Loin des diktats de la mode, les ateliers de sur-mesure n’en possèdent pas moins leur patte. Chez Smalto, l’épaule roulée légèrement remontée dessine une ligne près du corps, d’ailleurs saluée par Françoise Sagan : « C’est un de ces rares hommes à pouvoir mêler luxe et sobriété, quotidien et éclat. C’est un artiste et un seigneur. » Travaillée de manière incurvée vers l’avant, l’épaule Cifonelli vient quant à elle amplifier l’aisance. Chez Camps de Luca, une légère cassure dans le dos de la veste, au-dessus des fentes, vient marquer la taille.

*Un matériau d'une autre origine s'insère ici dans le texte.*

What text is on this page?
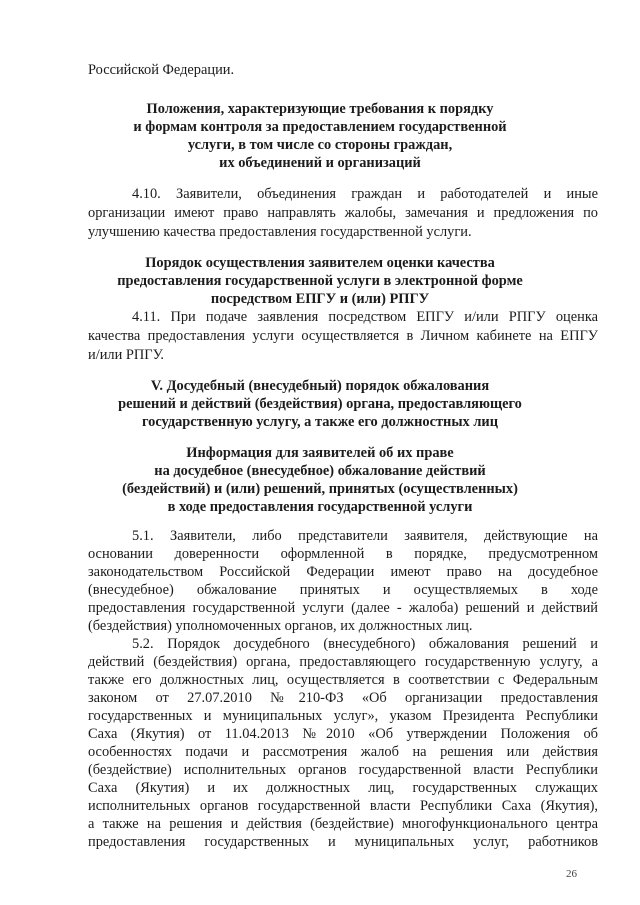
Российской Федерации.
Положения, характеризующие требования к порядку
и формам контроля за предоставлением государственной
услуги, в том числе со стороны граждан,
их объединений и организаций
4.10. Заявители, объединения граждан и работодателей и иные
организации имеют право направлять жалобы, замечания и предложения по
улучшению качества предоставления государственной услуги.
Порядок осуществления заявителем оценки качества
предоставления государственной услуги в электронной форме
посредством ЕПГУ и (или) РПГУ
4.11. При подаче заявления посредством ЕПГУ и/или РПГУ оценка
качества предоставления услуги осуществляется в Личном кабинете на ЕПГУ
и/или РПГУ.
V. Досудебный (внесудебный) порядок обжалования
решений и действий (бездействия) органа, предоставляющего
государственную услугу, а также его должностных лиц
Информация для заявителей об их праве
на досудебное (внесудебное) обжалование действий
(бездействий) и (или) решений, принятых (осуществленных)
в ходе предоставления государственной услуги
5.1. Заявители, либо представители заявителя, действующие на
основании доверенности оформленной в порядке, предусмотренном
законодательством Российской Федерации имеют право на досудебное
(внесудебное) обжалование принятых и осуществляемых в ходе
предоставления государственной услуги (далее - жалоба) решений и действий
(бездействия) уполномоченных органов, их должностных лиц.
5.2. Порядок досудебного (внесудебного) обжалования решений и
действий (бездействия) органа, предоставляющего государственную услугу, а
также его должностных лиц, осуществляется в соответствии с Федеральным
законом от 27.07.2010 №210-ФЗ «Об организации предоставления
государственных и муниципальных услуг», указом Президента Республики
Саха (Якутия) от 11.04.2013 №2010 «Об утверждении Положения об
особенностях подачи и рассмотрения жалоб на решения или действия
(бездействие) исполнительных органов государственной власти Республики
Саха (Якутия) и их должностных лиц, государственных служащих
исполнительных органов государственной власти Республики Саха (Якутия),
а также на решения и действия (бездействие) многофункционального центра
предоставления государственных и муниципальных услуг, работников
26
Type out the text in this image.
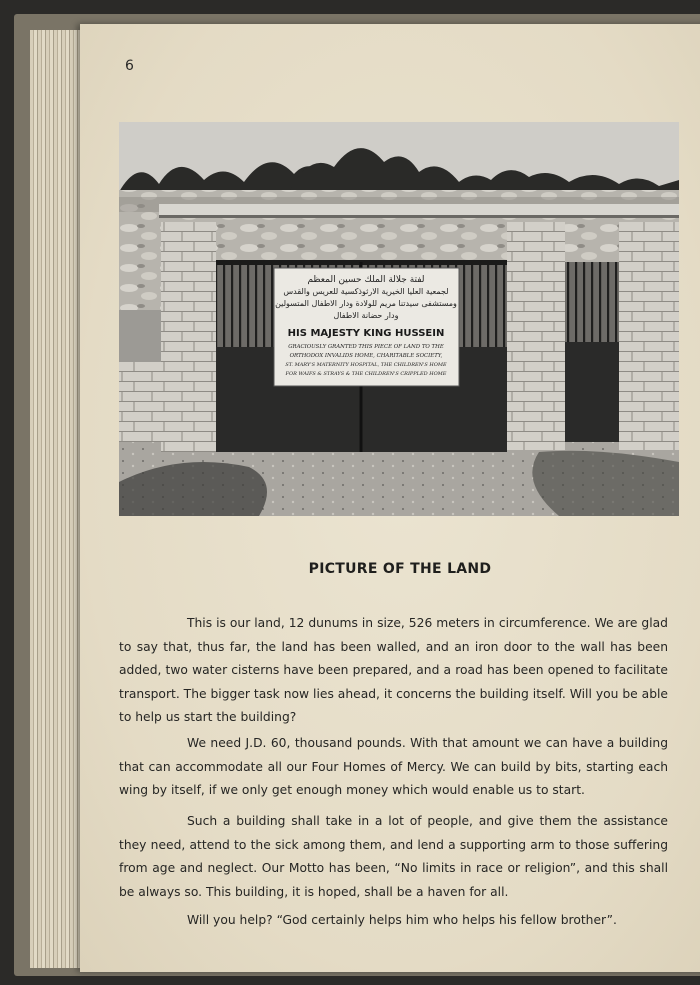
6
لفتة جلالة الملك حسين المعظم
لجمعية العليا الخيرية الارثوذكسية للعريس والقدس
ومستشفى سيدتنا مريم للولادة ودار الاطفال المتسولين
ودار حضانة الاطفال
HIS MAJESTY KING HUSSEIN
GRACIOUSLY GRANTED THIS PIECE OF LAND TO THE
ORTHODOX INVALIDS HOME, CHARITABLE SOCIETY,
ST. MARY'S MATERNITY HOSPITAL, THE CHILDREN'S HOME
FOR WAIFS & STRAYS & THE CHILDREN'S CRIPPLED HOME
PICTURE OF THE LAND

This is our land, 12 dunums in size, 526 meters in circumference. We are glad to say that, thus far, the land has been walled, and an iron door to the wall has been added, two water cisterns have been prepared, and a road has been opened to facilitate transport. The bigger task now lies ahead, it concerns the building itself. Will you be able to help us start the building?

We need J.D. 60, thousand pounds. With that amount we can have a building that can accommodate all our Four Homes of Mercy. We can build by bits, starting each wing by itself, if we only get enough money which would enable us to start.

Such a building shall take in a lot of people, and give them the assistance they need, attend to the sick among them, and lend a supporting arm to those suffering from age and neglect. Our Motto has been, “No limits in race or religion”, and this shall be always so. This building, it is hoped, shall be a haven for all.

Will you help? “God certainly helps him who helps his fellow brother”.
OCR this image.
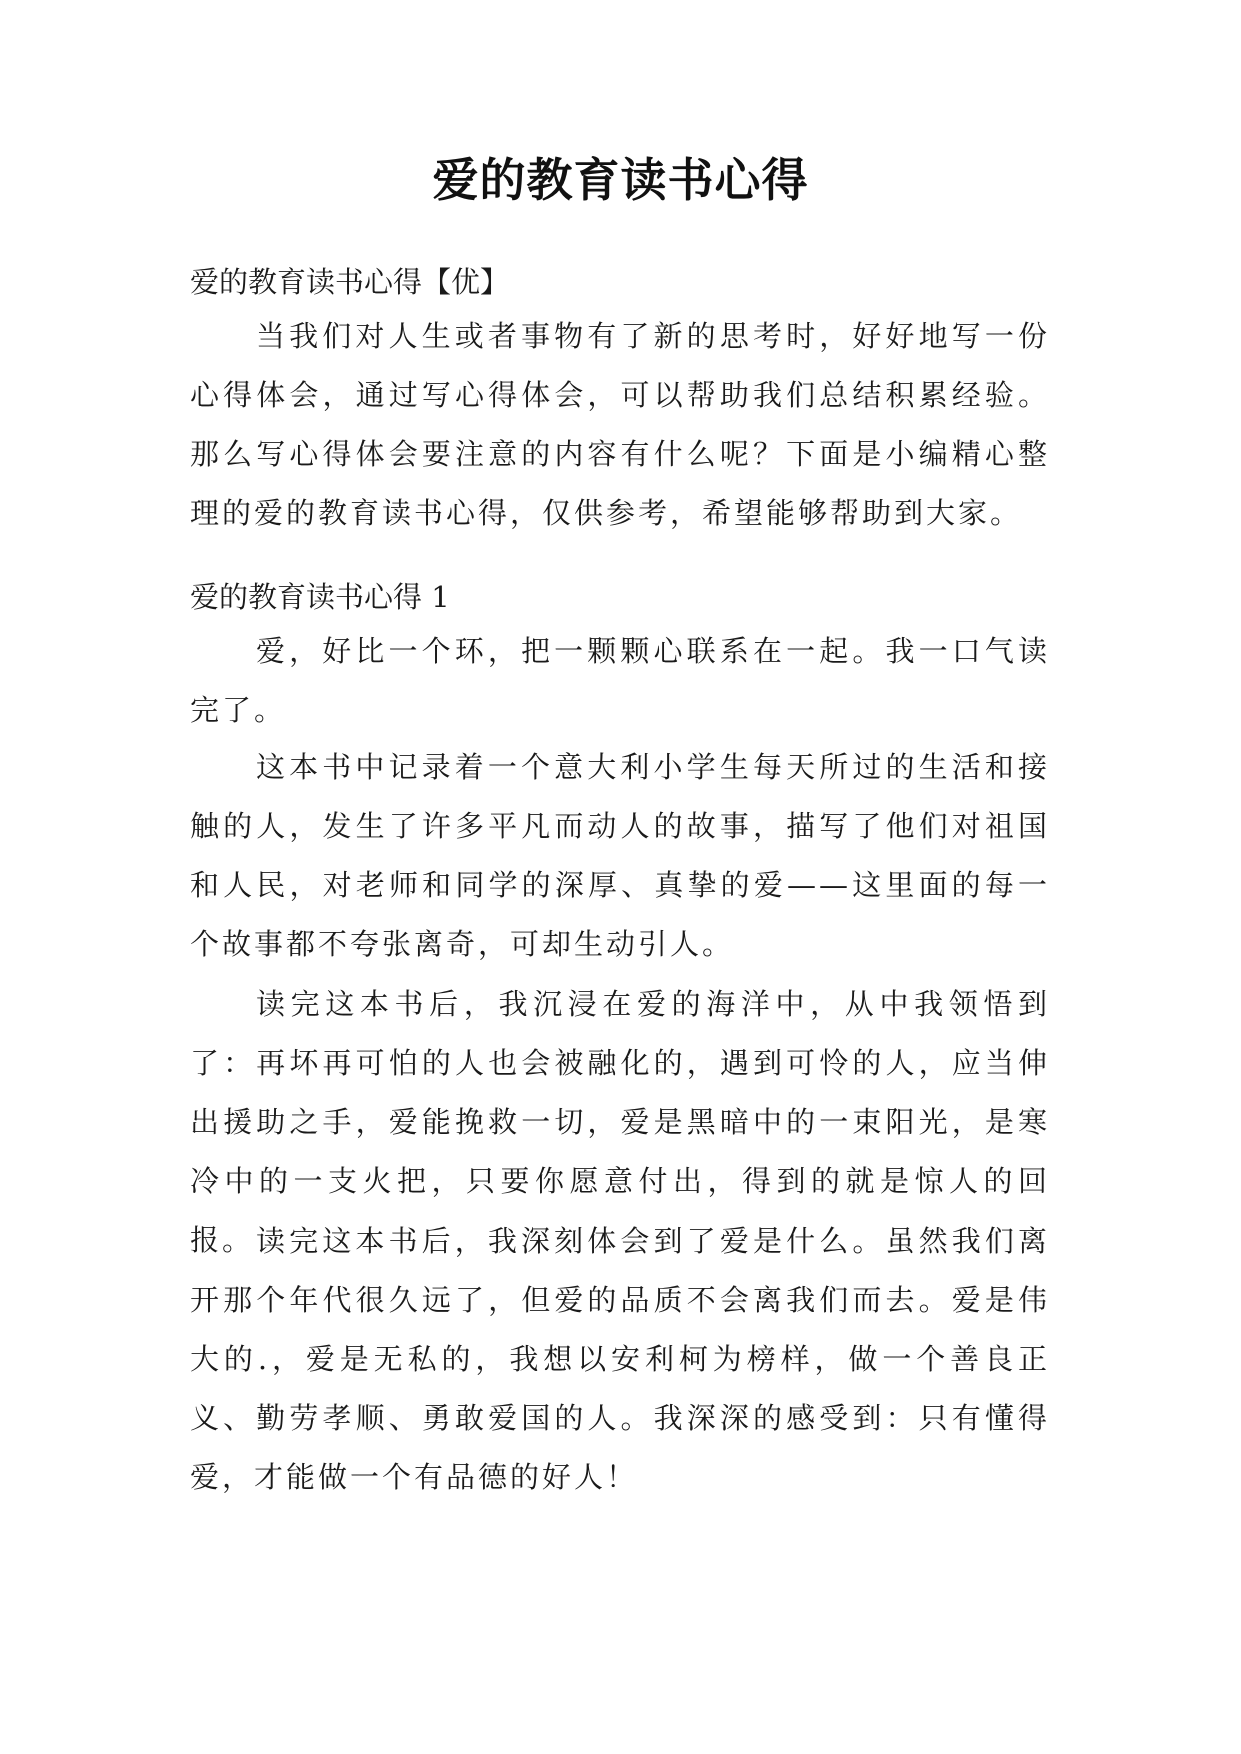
爱的教育读书心得
爱的教育读书心得【优】

当我们对人生或者事物有了新的思考时，好好地写一份心得体会，通过写心得体会，可以帮助我们总结积累经验。那么写心得体会要注意的内容有什么呢？下面是小编精心整理的爱的教育读书心得，仅供参考，希望能够帮助到大家。

爱的教育读书心得 1

爱，好比一个环，把一颗颗心联系在一起。我一口气读完了。

这本书中记录着一个意大利小学生每天所过的生活和接触的人，发生了许多平凡而动人的故事，描写了他们对祖国和人民，对老师和同学的深厚、真挚的爱——这里面的每一个故事都不夸张离奇，可却生动引人。

读完这本书后，我沉浸在爱的海洋中，从中我领悟到了：再坏再可怕的人也会被融化的，遇到可怜的人，应当伸出援助之手，爱能挽救一切，爱是黑暗中的一束阳光，是寒冷中的一支火把，只要你愿意付出，得到的就是惊人的回报。 读完这本书后，我深刻体会到了爱是什么。虽然我们离开那个年代很久远了，但爱的品质不会离我们而去。爱是伟大的.，爱是无私的，我想以安利柯为榜样，做一个善良正义、勤劳孝顺、勇敢爱国的人。我深深的感受到：只有懂得爱，才能做一个有品德的好人！
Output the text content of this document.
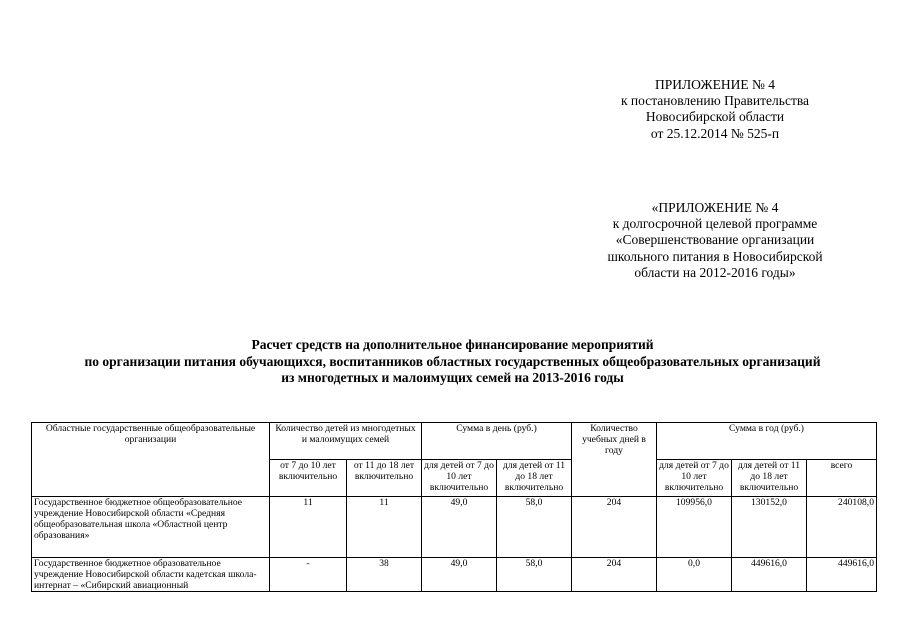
ПРИЛОЖЕНИЕ № 4
к постановлению Правительства
Новосибирской области
от 25.12.2014 № 525-п
«ПРИЛОЖЕНИЕ № 4
к долгосрочной целевой программе
«Совершенствование организации
школьного питания в Новосибирской
области на 2012-2016 годы»
Расчет средств на дополнительное финансирование мероприятий
по организации питания обучающихся, воспитанников областных государственных общеобразовательных организаций
из многодетных и малоимущих семей на 2013-2016 годы
Областные государственные общеобразовательные организации	Количество детей из многодетных и малоимущих семей		Сумма в день (руб.)		Количество учебных дней в году	Сумма в год (руб.)		
	от 7 до 10 лет включительно	от 11 до 18 лет включительно	для детей от 7 до 10 лет включительно	для детей от 11 до 18 лет включительно		для детей от 7 до 10 лет включительно	для детей от 11 до 18 лет включительно	всего
Государственное бюджетное общеобразовательное учреждение Новосибирской области «Средняя общеобразовательная школа «Областной центр образования»	11	11	49,0	58,0	204	109956,0	130152,0	240108,0
Государственное бюджетное образовательное учреждение Новосибирской области кадетская школа-интернат – «Сибирский авиационный	-	38	49,0	58,0	204	0,0	449616,0	449616,0
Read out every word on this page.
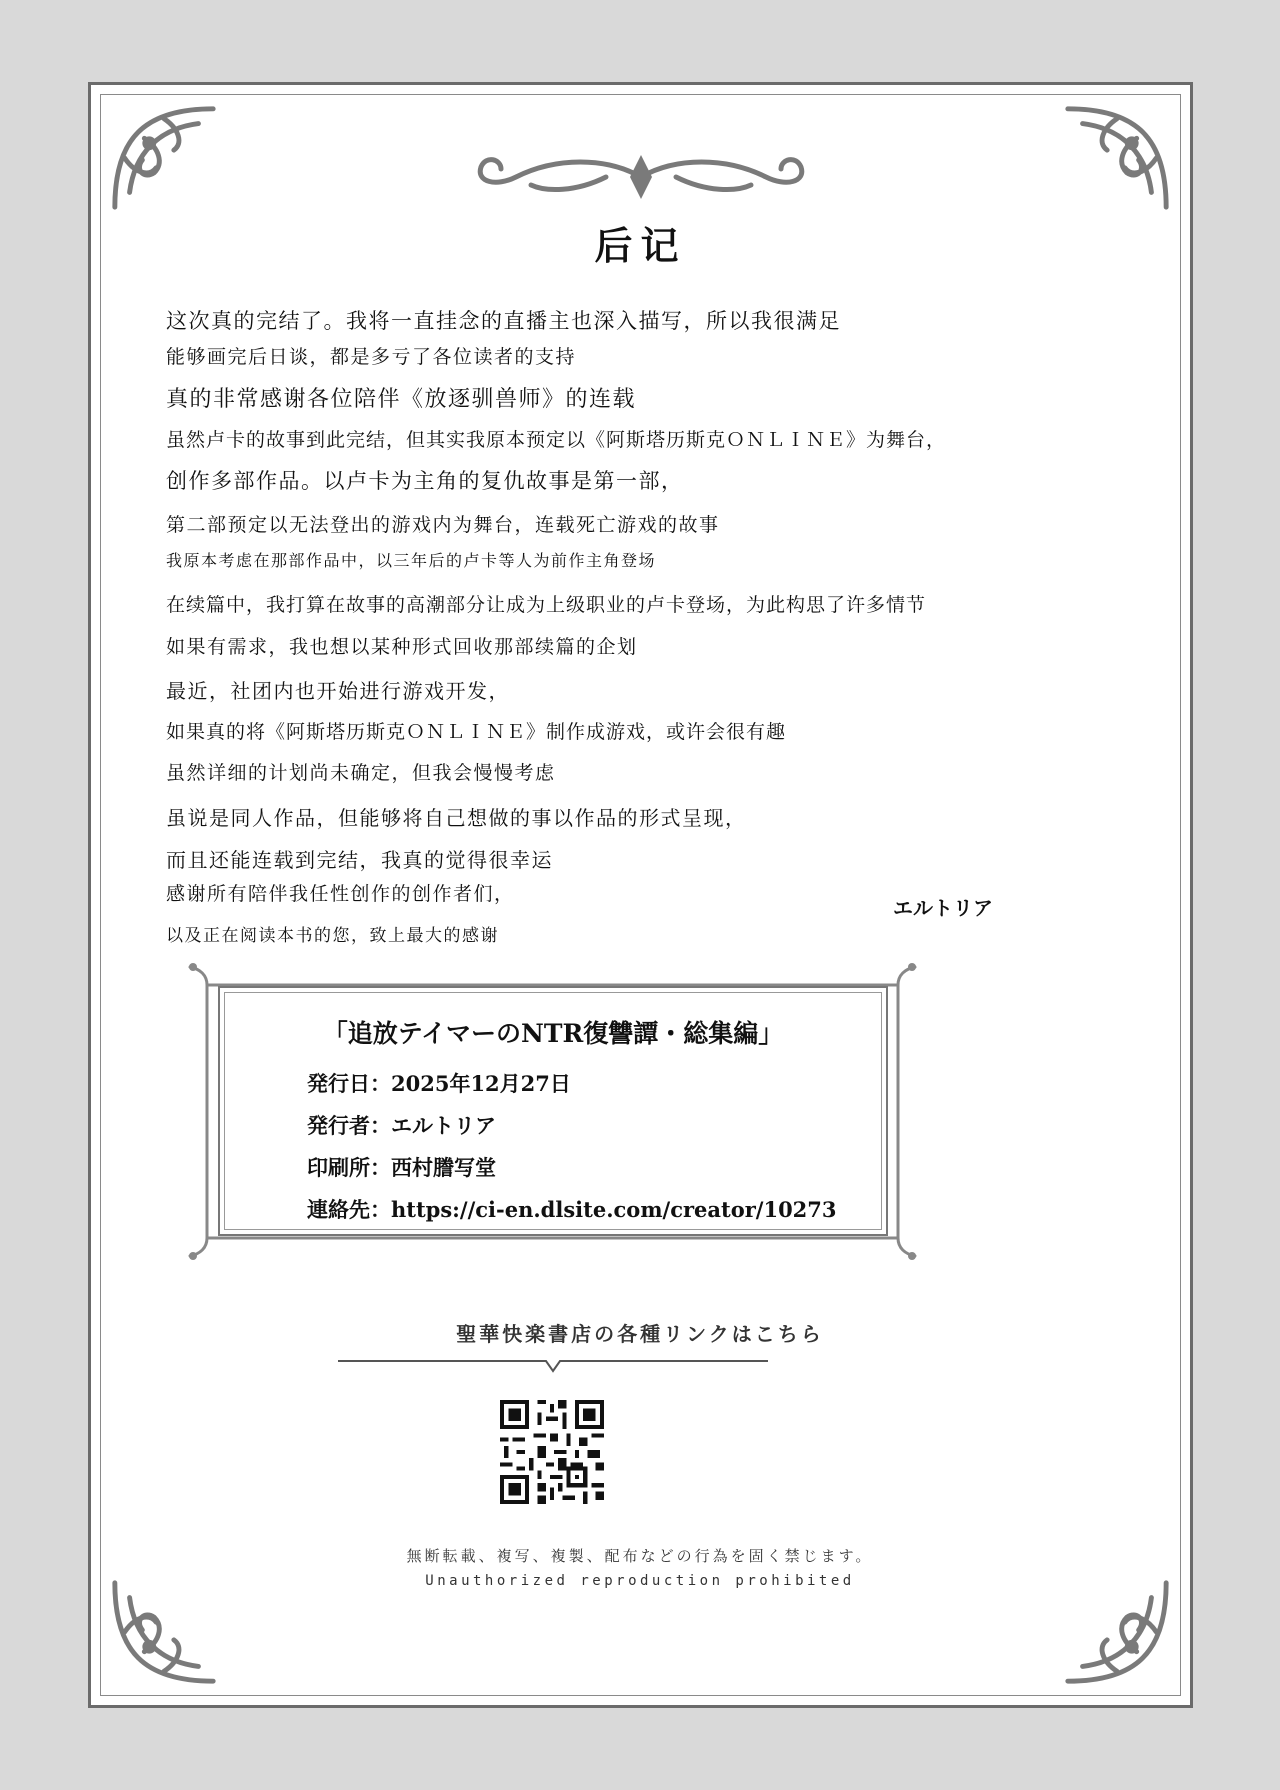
后记
这次真的完结了。我将一直挂念的直播主也深入描写，所以我很满足
能够画完后日谈，都是多亏了各位读者的支持
真的非常感谢各位陪伴《放逐驯兽师》的连载
虽然卢卡的故事到此完结，但其实我原本预定以《阿斯塔历斯克ＯＮＬＩＮＥ》为舞台，
创作多部作品。以卢卡为主角的复仇故事是第一部，
第二部预定以无法登出的游戏内为舞台，连载死亡游戏的故事
我原本考虑在那部作品中，以三年后的卢卡等人为前作主角登场
在续篇中，我打算在故事的高潮部分让成为上级职业的卢卡登场，为此构思了许多情节
如果有需求，我也想以某种形式回收那部续篇的企划
最近，社团内也开始进行游戏开发，
如果真的将《阿斯塔历斯克ＯＮＬＩＮＥ》制作成游戏，或许会很有趣
虽然详细的计划尚未确定，但我会慢慢考虑
虽说是同人作品，但能够将自己想做的事以作品的形式呈现，
而且还能连载到完结，我真的觉得很幸运
感谢所有陪伴我任性创作的创作者们，
以及正在阅读本书的您，致上最大的感谢
エルトリア
「追放テイマーのNTR復讐譚・総集編」
発行日：2025年12月27日
発行者：エルトリア
印刷所：西村謄写堂
連絡先：https://ci-en.dlsite.com/creator/10273
聖華快楽書店の各種リンクはこちら
無断転載、複写、複製、配布などの行為を固く禁じます。
Unauthorized reproduction prohibited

Subtils, ces détails permettent pourtant de distinguer le sur-mesure d’un phénomène en plein essor, la demi-mesure et son cortège de synonymes anglo-saxons qui prêtent à confusion (« made to measure », « bespoke », « tailoring »…). Créée dans les années 1970, la demi-mesure s’engouffre aujourd’hui nettement dans le sillage des maisons traditionnelles - qui ouvrent, elles aussi, des services de personnalisation de modèles préexistants. C’est là que réside le fameux « demi », dans ces modèles témoins griffés des grands de la mode : Prada, Dior, Giorgio Armani, Burberry, Gucci, Hugo Boss. Pour une veste, Lanvin propose 19 coupes ; Ralph Lauren Purple Label, 11 ; Hackett, 3. Les mesures du client permettront d’ajuster la longueur des manches et de reprendre certaines pinces, quand les finitions, dites sartoriales (initiales, bord de col et même boutonnières), offrent un avant-goût du sur-mesure… mais seulement un avant-goût.
* « Une histoire de l’élégance masculine, 1, Savile Row, Gieves & Hawkes » (relié sous jaquette). Flammarion, 240 p.